OBERHAUSEN Ein "häusliches Musical" nennt A.L. Kennedy ihr Stück "Altweibersommer" im Untertitel. Weil es von einer vierköpfigen Mittelstandsfamilie handelt, einen Tag und eine Nacht in deren Heim schildert - und eben auch ein paar Songs enthält.

von Von Klaus Stübler

, 11.01.2009, 15:26 Uhr / Lesedauer: 2 min
"Altweibersommer" von A.L. Kennedy: Schottische Träume vom großen Glück

Das schottische Ehepaar (Torsten Bauer und Anja Schweitzer) in der Oberhausener Uraufführung.

Bei der mit großem Beifall aufgenommenen Uraufführung am Freitagabend im Theater Oberhausen wurde das "Häusliche" noch dadurch unterstrichen, dass Otto Beatus die von der schottischen Autorin eingestreuten Liedtexte nur mit Klavierbegleitung vertont hat. Mit der über Oberhausen verhängten Haushaltssperre, so der Regie führende Intendant Peter Carp im Vorfeld, habe die sparsame musikalische Besetzung jedenfalls nichts zu tun.
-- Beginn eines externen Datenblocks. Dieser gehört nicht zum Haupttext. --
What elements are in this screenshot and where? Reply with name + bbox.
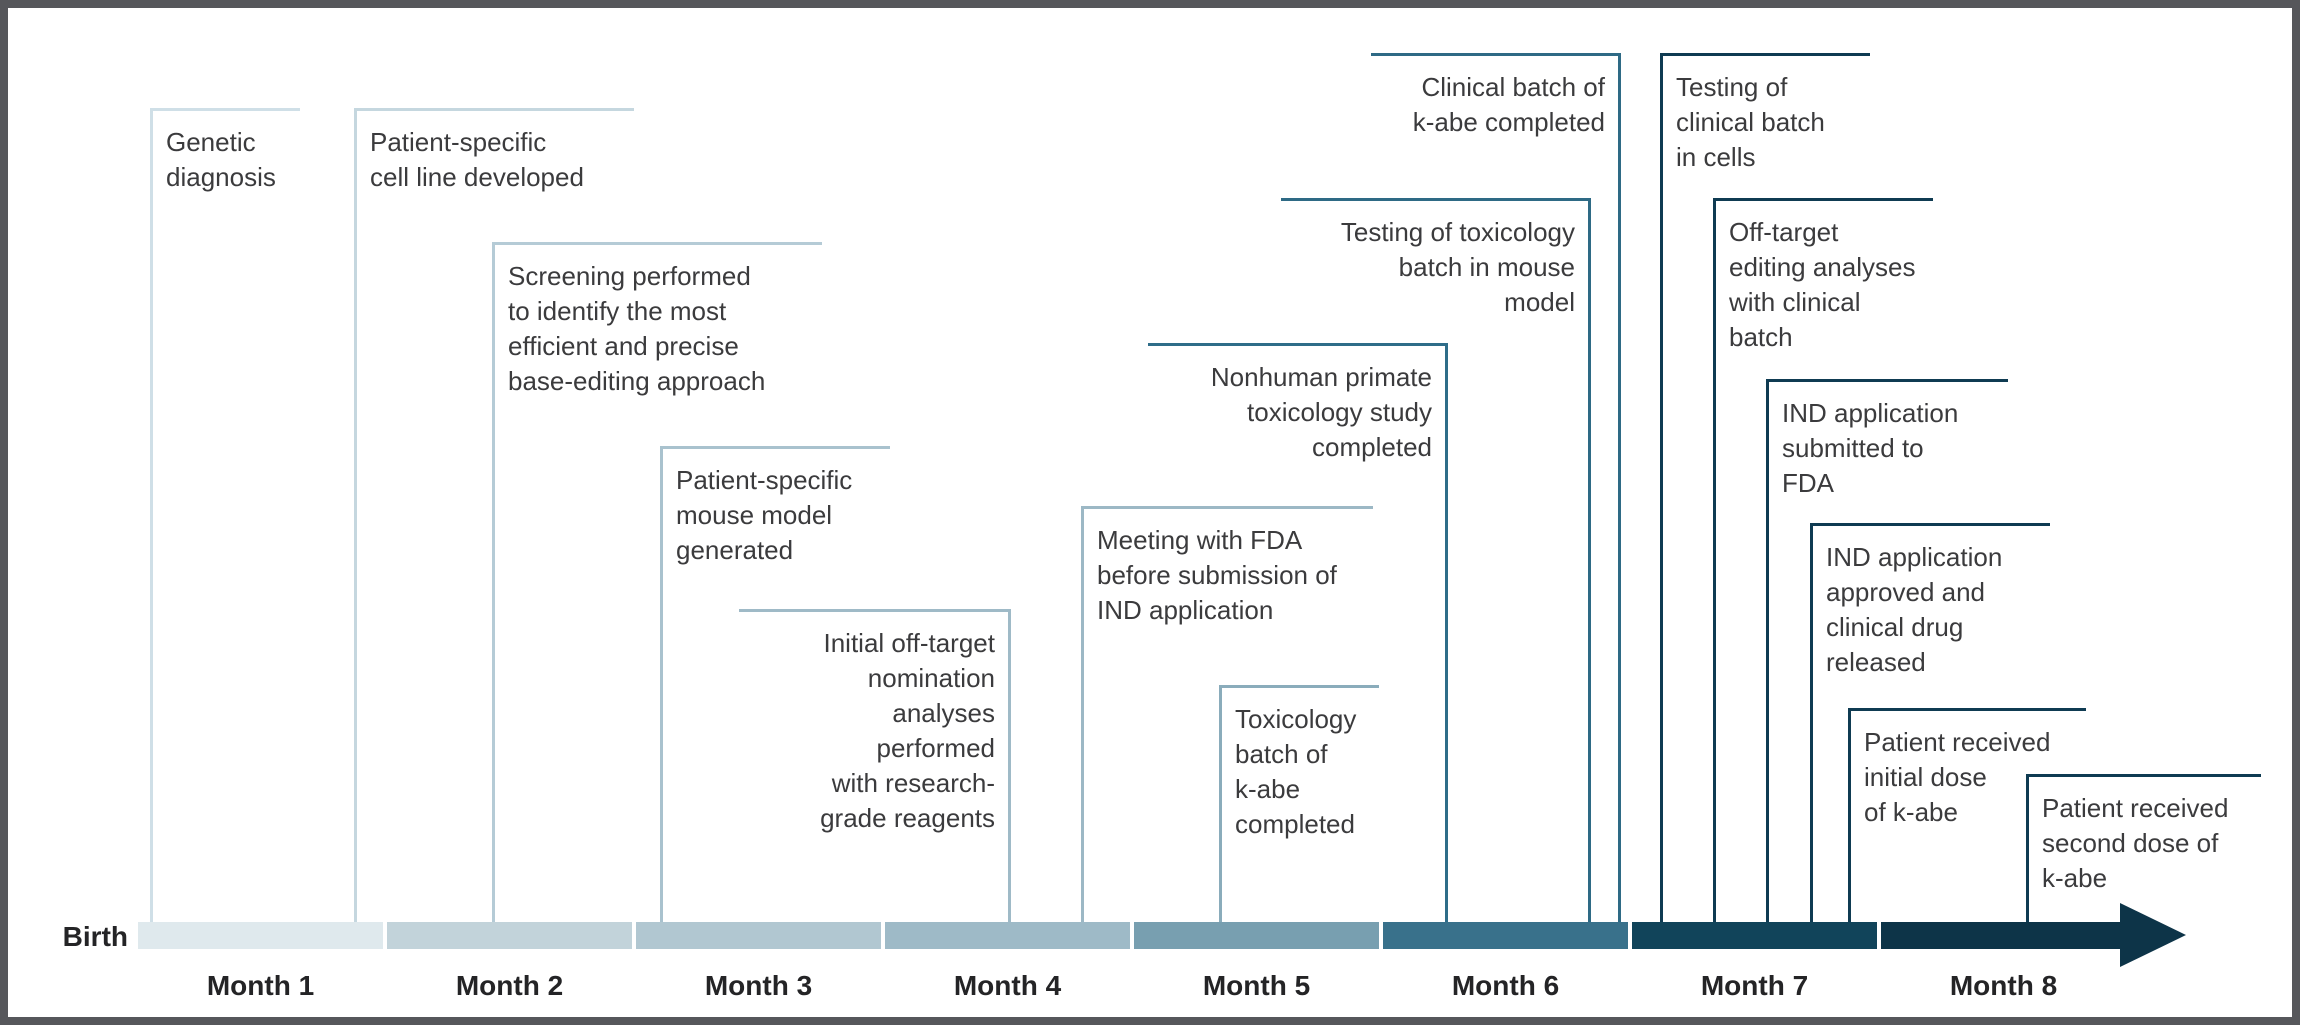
month-label-2: Month 2: [455, 970, 564, 1001]
milestone-8: Nonhuman primate toxicology study comple…: [1148, 343, 1448, 922]
month-label-1: Month 1: [206, 970, 315, 1001]
month-label-6: Month 6: [1451, 970, 1560, 1001]
timeline-segment-4: [885, 922, 1130, 949]
milestone-text: Patient received initial dose of k-abe: [1864, 727, 2051, 827]
milestone-14: IND application approved and clinical dr…: [1810, 523, 2050, 922]
month-label-3: Month 3: [704, 970, 813, 1001]
milestone-text: Patient-specific cell line developed: [370, 127, 584, 192]
milestone-text: Meeting with FDA before submission of IN…: [1097, 525, 1337, 625]
month-label-8: Month 8: [1949, 970, 2058, 1001]
milestone-text: Patient-specific mouse model generated: [676, 465, 853, 565]
milestone-text: Genetic diagnosis: [166, 127, 276, 192]
timeline-segment-5: [1134, 922, 1379, 949]
timeline-segment-3: [636, 922, 881, 949]
month-label-7: Month 7: [1700, 970, 1809, 1001]
timeline-segment-2: [387, 922, 632, 949]
milestone-11: Testing of clinical batch in cells: [1660, 53, 1870, 922]
timeline-segment-8: [1881, 922, 2126, 949]
milestone-text: Testing of clinical batch in cells: [1676, 72, 1825, 172]
milestone-16: Patient received second dose of k-abe: [2026, 774, 2261, 922]
timeline-arrowhead-icon: [2120, 903, 2186, 967]
milestone-10: Clinical batch of k-abe completed: [1371, 53, 1621, 922]
milestone-text: Toxicology batch of k-abe completed: [1235, 704, 1357, 839]
milestone-text: Off-target editing analyses with clinica…: [1729, 217, 1916, 352]
milestone-1: Genetic diagnosis: [150, 108, 300, 922]
milestone-3: Screening performed to identify the most…: [492, 242, 822, 922]
month-label-4: Month 4: [953, 970, 1062, 1001]
timeline-segment-6: [1383, 922, 1628, 949]
milestone-text: Clinical batch of k-abe completed: [1412, 72, 1605, 137]
timeline-segment-7: [1632, 922, 1877, 949]
milestone-4: Patient-specific mouse model generated: [660, 446, 890, 922]
milestone-15: Patient received initial dose of k-abe: [1848, 708, 2086, 922]
milestone-text: Initial off-target nomination analyses p…: [820, 628, 995, 833]
month-label-5: Month 5: [1202, 970, 1311, 1001]
milestone-13: IND application submitted to FDA: [1766, 379, 2008, 922]
milestone-text: Patient received second dose of k-abe: [2042, 793, 2229, 893]
milestone-2: Patient-specific cell line developed: [354, 108, 634, 922]
milestone-5: Initial off-target nomination analyses p…: [739, 609, 1011, 922]
milestone-text: IND application approved and clinical dr…: [1826, 542, 2003, 677]
timeline-segment-1: [138, 922, 383, 949]
milestone-12: Off-target editing analyses with clinica…: [1713, 198, 1933, 922]
milestone-9: Testing of toxicology batch in mouse mod…: [1281, 198, 1591, 922]
birth-label: Birth: [62, 921, 128, 952]
milestone-text: Screening performed to identify the most…: [508, 261, 766, 396]
milestone-text: Testing of toxicology batch in mouse mod…: [1340, 217, 1575, 317]
milestone-7: Toxicology batch of k-abe completed: [1219, 685, 1379, 922]
milestone-text: Nonhuman primate toxicology study comple…: [1210, 362, 1432, 462]
milestone-6: Meeting with FDA before submission of IN…: [1081, 506, 1373, 922]
milestone-text: IND application submitted to FDA: [1782, 398, 1959, 498]
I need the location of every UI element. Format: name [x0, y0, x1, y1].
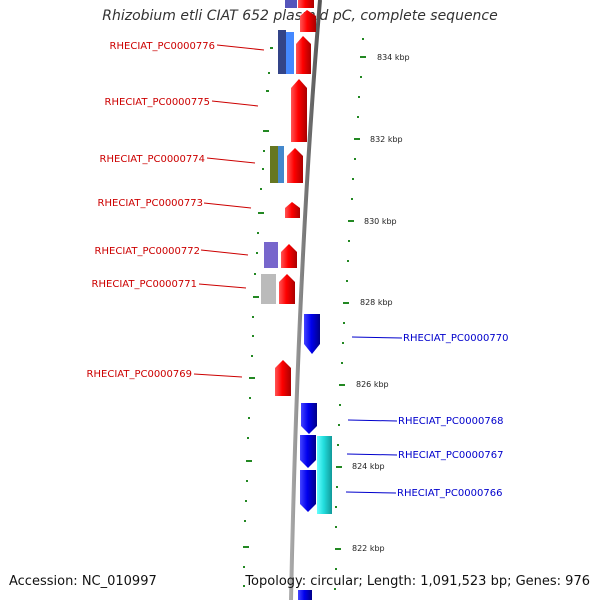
gene-arrow-770 [304, 314, 320, 354]
gene-arrow-767 [300, 435, 316, 468]
gene-block-771-gray [261, 274, 276, 304]
gene-arrow-775 [291, 79, 307, 142]
gene-block-top-right [298, 0, 314, 8]
inner-ruler-ticks [243, 47, 273, 587]
scale-label-826: 826 kbp [356, 380, 389, 389]
scale-label-828: 828 kbp [360, 298, 393, 307]
gene-block-bottom [298, 590, 312, 600]
gene-label-767[interactable]: RHECIAT_PC0000767 [398, 450, 503, 461]
gene-block-766-cyan [317, 436, 332, 514]
gene-label-769[interactable]: RHECIAT_PC0000769 [87, 369, 192, 380]
gene-arrow-771 [279, 274, 295, 304]
gene-arrow-774 [287, 148, 303, 183]
gene-block-774-blue [278, 146, 284, 183]
left-leader-lines [193, 44, 265, 378]
gene-arrow-776a [300, 10, 316, 32]
gene-block-776-light [286, 32, 294, 74]
gene-features [261, 0, 332, 600]
outer-ruler-ticks [334, 38, 366, 590]
gene-arrow-772 [281, 244, 297, 268]
gene-block-top-left [285, 0, 297, 8]
gene-arrow-773 [285, 202, 300, 218]
scale-label-834: 834 kbp [377, 53, 410, 62]
gene-arrow-776b [296, 36, 311, 74]
gene-arrow-766 [300, 470, 316, 512]
gene-label-771[interactable]: RHECIAT_PC0000771 [92, 279, 197, 290]
scale-label-830: 830 kbp [364, 217, 397, 226]
scale-label-832: 832 kbp [370, 135, 403, 144]
gene-block-772-purple [264, 242, 278, 268]
gene-label-766[interactable]: RHECIAT_PC0000766 [397, 488, 502, 499]
gene-label-768[interactable]: RHECIAT_PC0000768 [398, 416, 503, 427]
gene-block-774-olive [270, 146, 278, 183]
gene-label-774[interactable]: RHECIAT_PC0000774 [100, 154, 205, 165]
gene-label-775[interactable]: RHECIAT_PC0000775 [105, 97, 210, 108]
scale-label-824: 824 kbp [352, 462, 385, 471]
topology-text: Topology: circular; Length: 1,091,523 bp… [245, 574, 590, 589]
genome-backbone [289, 0, 322, 600]
gene-arrow-768 [301, 403, 317, 434]
gene-arrow-769 [275, 360, 291, 396]
gene-label-773[interactable]: RHECIAT_PC0000773 [98, 198, 203, 209]
right-gene-labels: RHECIAT_PC0000770 RHECIAT_PC0000768 RHEC… [397, 333, 508, 499]
gene-label-776[interactable]: RHECIAT_PC0000776 [110, 41, 215, 52]
gene-label-770[interactable]: RHECIAT_PC0000770 [403, 333, 508, 344]
scale-label-822: 822 kbp [352, 544, 385, 553]
accession-text: Accession: NC_010997 [9, 574, 157, 589]
gene-block-776-dark [278, 30, 286, 74]
gene-label-772[interactable]: RHECIAT_PC0000772 [95, 246, 200, 257]
right-leader-lines [345, 336, 403, 494]
left-gene-labels: RHECIAT_PC0000776 RHECIAT_PC0000775 RHEC… [87, 41, 215, 380]
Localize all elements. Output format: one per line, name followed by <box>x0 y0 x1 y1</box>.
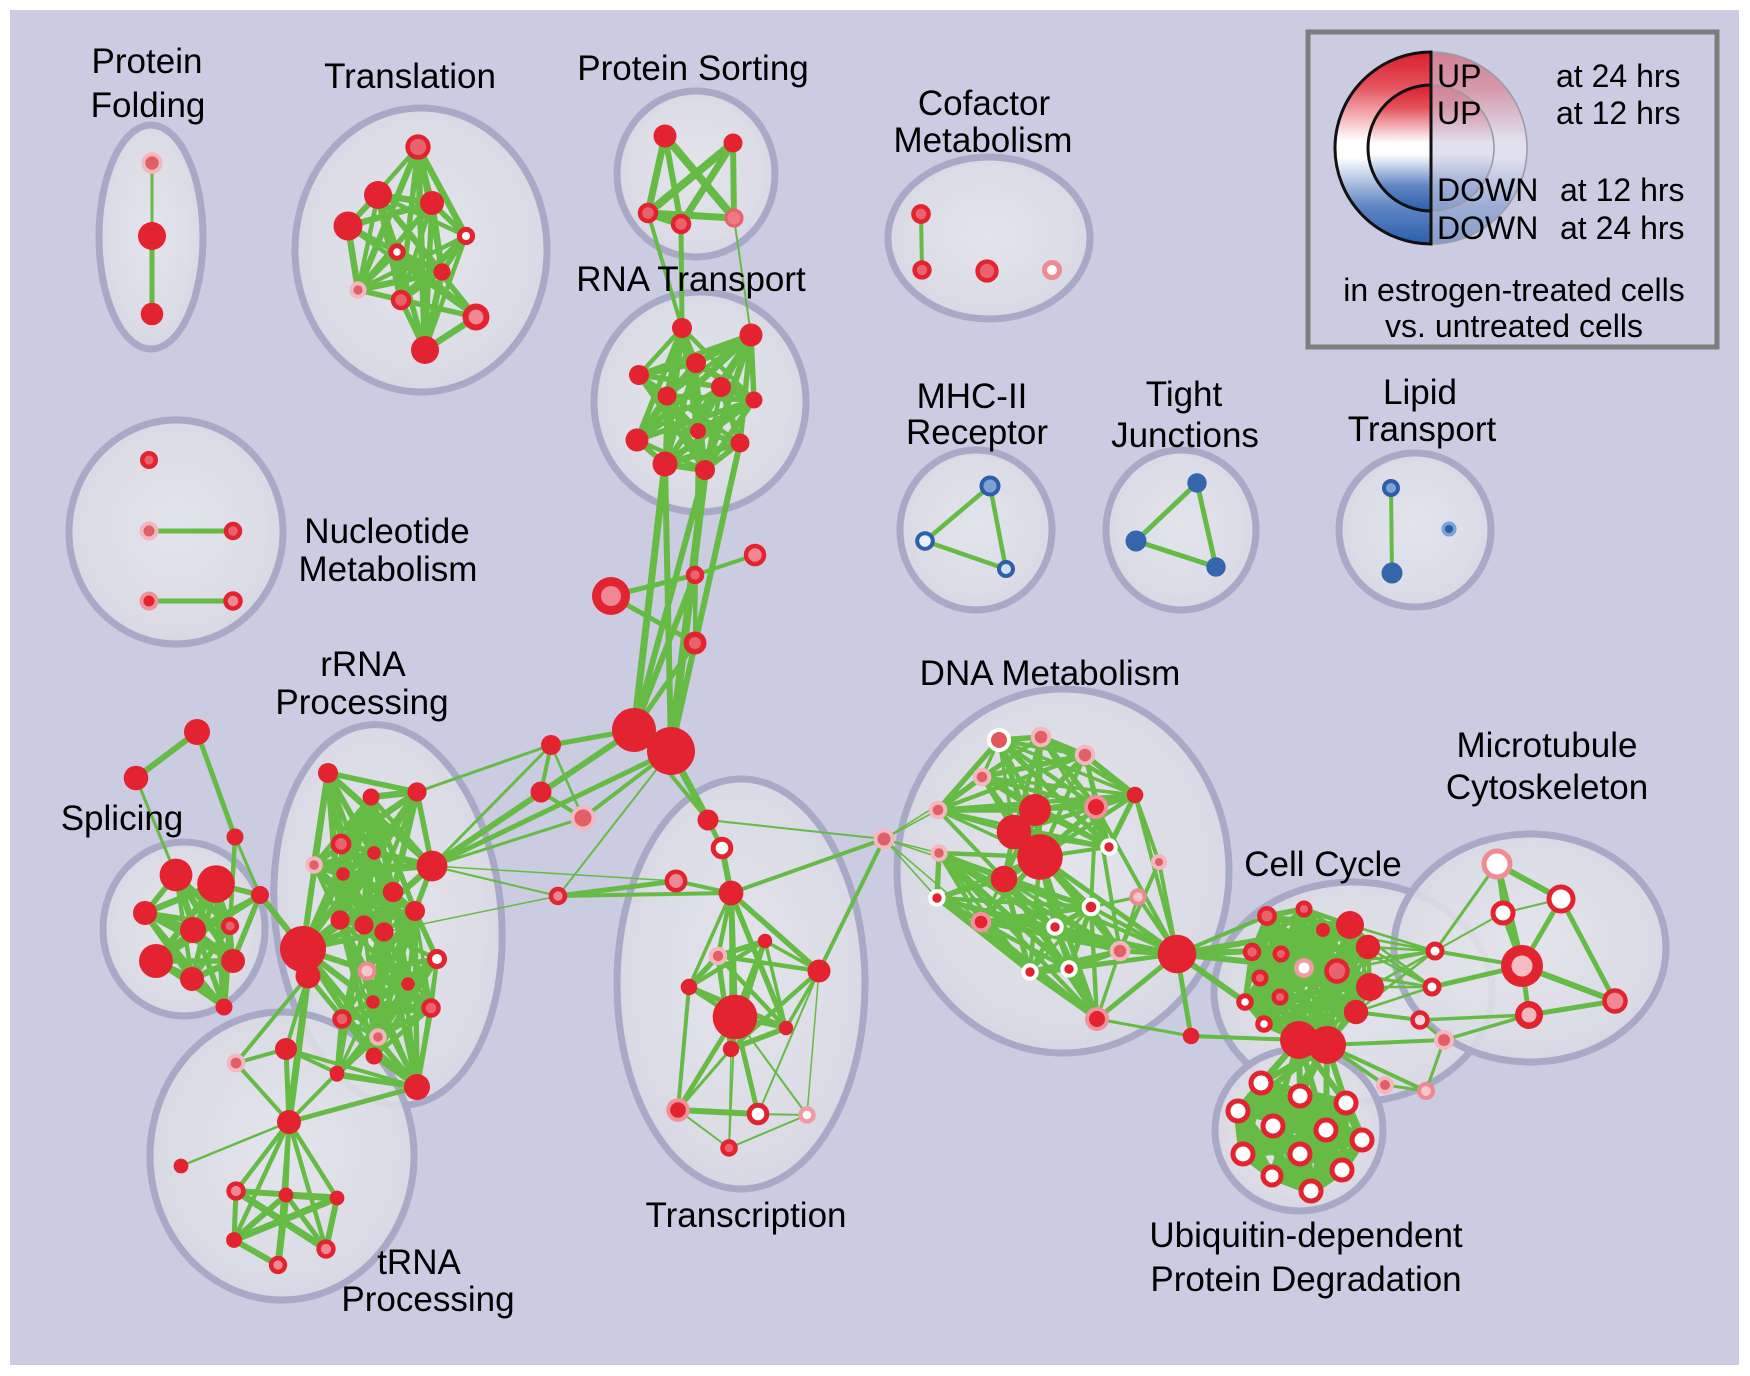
svg-text:DOWN: DOWN <box>1437 172 1538 208</box>
svg-text:Transcription: Transcription <box>646 1196 847 1235</box>
svg-text:Metabolism: Metabolism <box>894 121 1073 160</box>
svg-text:DNA Metabolism: DNA Metabolism <box>920 654 1181 693</box>
svg-text:at 24 hrs: at 24 hrs <box>1556 58 1681 94</box>
svg-text:Protein Degradation: Protein Degradation <box>1150 1260 1461 1299</box>
svg-text:Cell Cycle: Cell Cycle <box>1244 845 1402 884</box>
svg-text:in estrogen-treated cells: in estrogen-treated cells <box>1343 272 1685 308</box>
svg-text:Metabolism: Metabolism <box>299 550 478 589</box>
svg-text:tRNA: tRNA <box>377 1243 461 1282</box>
svg-text:Microtubule: Microtubule <box>1457 726 1638 765</box>
svg-text:at 24 hrs: at 24 hrs <box>1560 210 1685 246</box>
svg-text:at 12 hrs: at 12 hrs <box>1556 95 1681 131</box>
svg-text:DOWN: DOWN <box>1437 210 1538 246</box>
svg-text:at 12 hrs: at 12 hrs <box>1560 172 1685 208</box>
svg-text:rRNA: rRNA <box>320 645 406 684</box>
svg-text:UP: UP <box>1437 58 1481 94</box>
svg-text:RNA Transport: RNA Transport <box>576 260 806 299</box>
svg-text:Translation: Translation <box>324 57 496 96</box>
svg-text:Processing: Processing <box>341 1280 514 1319</box>
svg-text:vs. untreated cells: vs. untreated cells <box>1385 308 1643 344</box>
svg-text:Cytoskeleton: Cytoskeleton <box>1446 768 1648 807</box>
svg-text:Folding: Folding <box>91 86 206 125</box>
svg-text:Processing: Processing <box>275 683 448 722</box>
svg-text:Lipid: Lipid <box>1383 373 1457 412</box>
svg-text:Splicing: Splicing <box>61 799 184 838</box>
svg-text:Receptor: Receptor <box>906 413 1048 452</box>
svg-text:Protein: Protein <box>92 42 203 81</box>
svg-text:MHC-II: MHC-II <box>917 377 1028 416</box>
svg-text:Tight: Tight <box>1146 375 1223 414</box>
svg-text:Cofactor: Cofactor <box>918 84 1051 123</box>
svg-text:Nucleotide: Nucleotide <box>304 512 469 551</box>
svg-text:Transport: Transport <box>1348 410 1497 449</box>
svg-text:Junctions: Junctions <box>1111 416 1259 455</box>
svg-text:Protein Sorting: Protein Sorting <box>577 49 809 88</box>
svg-text:Ubiquitin-dependent: Ubiquitin-dependent <box>1149 1216 1463 1255</box>
svg-text:UP: UP <box>1437 95 1481 131</box>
Ein echter Hingucker ist das Bühnenbild von Kaspar Zwimpfer: eine umgekippte überdimensionale Einkaufstüte, darin eine Menge Sofas und Sessel, zum Teil noch in Plastikfolienüberzug, Stehlampen noch mit Preisschildern. Aber die Szenerie ist auch irreführend: Hier haust nicht etwa eine Familie im Kaufrausch, sondern im ungewollten Überfluss, zugemüllt mit materiellen Gütern. Denn Vater Maurice, der gutmütig-schwächliche Versicherungssachverständige (Torsten Bauer), wird damit von einem korrupten Bauunternehmer bestochen. Auch sonst herrscht alles andere als Friede, Freude und Eierkuchen in der Tüte: Für Mutter Pat, die blasse, müde und ausgepowerte Lehrerin (Anja Schweitzer), erfüllt sich im wirklichen Leben nicht die Sehnsucht nach einer Hollywoodkino-Liebesgeschichte mit Kollege Malcolm (witzig: Michael Witte). Die hibbelige, spätpubertierende Tochter Samantha (Nora Buzalka) träumt vergeblich von der Schwangerschaft und einer heilen Welt mit eigener Familie. Und Sohn Danny, der langmähnige Raufbold, der sich zum Priester berufen fühlt (Caspar Kaeser), schafft es nicht einmal, in der eigenen Familie Frieden zu stiften. Das gelingt in einem nebulösen, das allgemeine Harmoniebedürfnis stillenden Finale erst der resoluten Oma (Karin Kettling).

Boulevardesk

Bis dahin sind alle unglücklich in diesem unspektakulären Drama, das Kennedy realistisch und teilweise boulevardesk angelegt hat. Etwas befremdlich fürs deutsche Publikum ist die schottisch-religiöse Komponente, vor allem die Alptraumszene, in der die Autorin den calvinistischen schottischen Reformator John Knox leibhaftig auftreten lässt.

Otto Beatus, im Schottenrock am Piano sitzend, knüpft in seinen nostalgisch anmutenden Liedern u. a. an die Chansons von Friedrich Hollaender an, wobei Anja Schweitzer mit dünnem Stimmchen auch etwas an dessen Muse Blandine Ebinger erinnert.